Toward AI with True Long-Term Memory
Creating a memory profile summary is an intermediate fix, a bridge toward more sophisticated long-term memory in AI. In the future, I believe large language models will integrate much more robust memory systems. We might see architectures that can store and retrieve knowledge over indefinite time spans, or specialized memory components that work alongside the main model to recall facts about each user (with privacy controls, of course). The endgame is an AI that you don’t have to start from scratch with every time – one that can truly learn and evolve with you through every interaction.
To reach the level of meaningful interaction many users expect, AI needs memory that extends beyond a single session. No matter how advanced the model is, if it forgets everything you've said, the experience will always feel limited. Consistent chat profiles and long-term context are essential for depth and personalization. My project’s first step is the memory profile file. The next step will be expanding it into a broader system that can manage more context over time.

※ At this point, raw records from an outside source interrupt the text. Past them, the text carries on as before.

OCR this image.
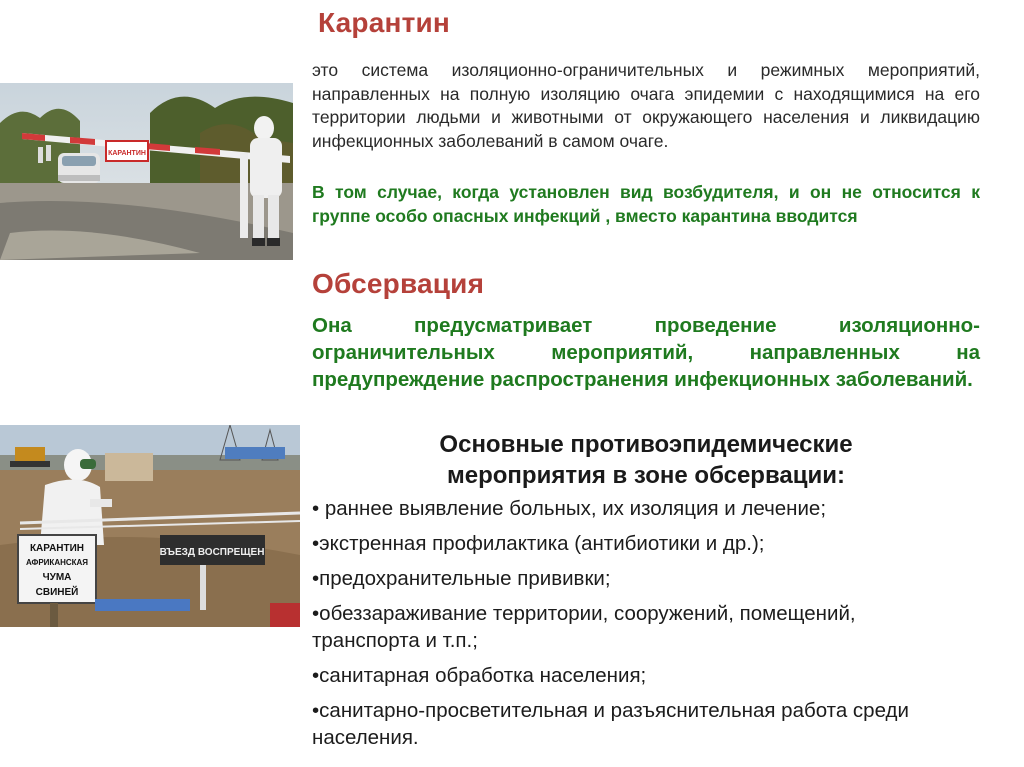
КАРАНТИН
КАРАНТИН
АФРИКАНСКАЯ
ЧУМА
СВИНЕЙ
ВЪЕЗД ВОСПРЕЩЕН
Карантин

это система изоляционно-ограничительных и режимных мероприятий, направленных на полную изоляцию очага эпидемии с находящимися на его территории людьми и животными от окружающего населения и ликвидацию инфекционных заболеваний в самом очаге.

В том случае, когда установлен вид возбудителя, и он не относится к группе особо опасных инфекций , вместо карантина вводится

Обсервация

Она предусматривает проведение изоляционно-ограничительных мероприятий, направленных на предупреждение распространения инфекционных заболеваний.

Основные противоэпидемические
мероприятия в зоне обсервации:
• раннее выявление больных, их изоляция и лечение;
•экстренная профилактика (антибиотики и др.);
•предохранительные прививки;
•обеззараживание территории, сооружений, помещений, транспорта и т.п.;
•санитарная обработка населения;
•санитарно-просветительная и разъяснительная работа среди населения.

Eventually, I see this evolving into a full personal knowledge base that the AI can reference, not just summaries of chats but also documents, preferences, and relevant history, all under the user’s control. That kind of memory system is a larger challenge, but it's where this is headed.
Persistent memory is one of the key challenges in making AI systems more capable and reliable over time. This is the focus of the project I am working on. It involves building a structured, user-controlled memory layer that improves continuity across sessions. It is a step toward more useful and context-aware AI, and part of a broader effort to move these models closer to long-term, consistent interaction.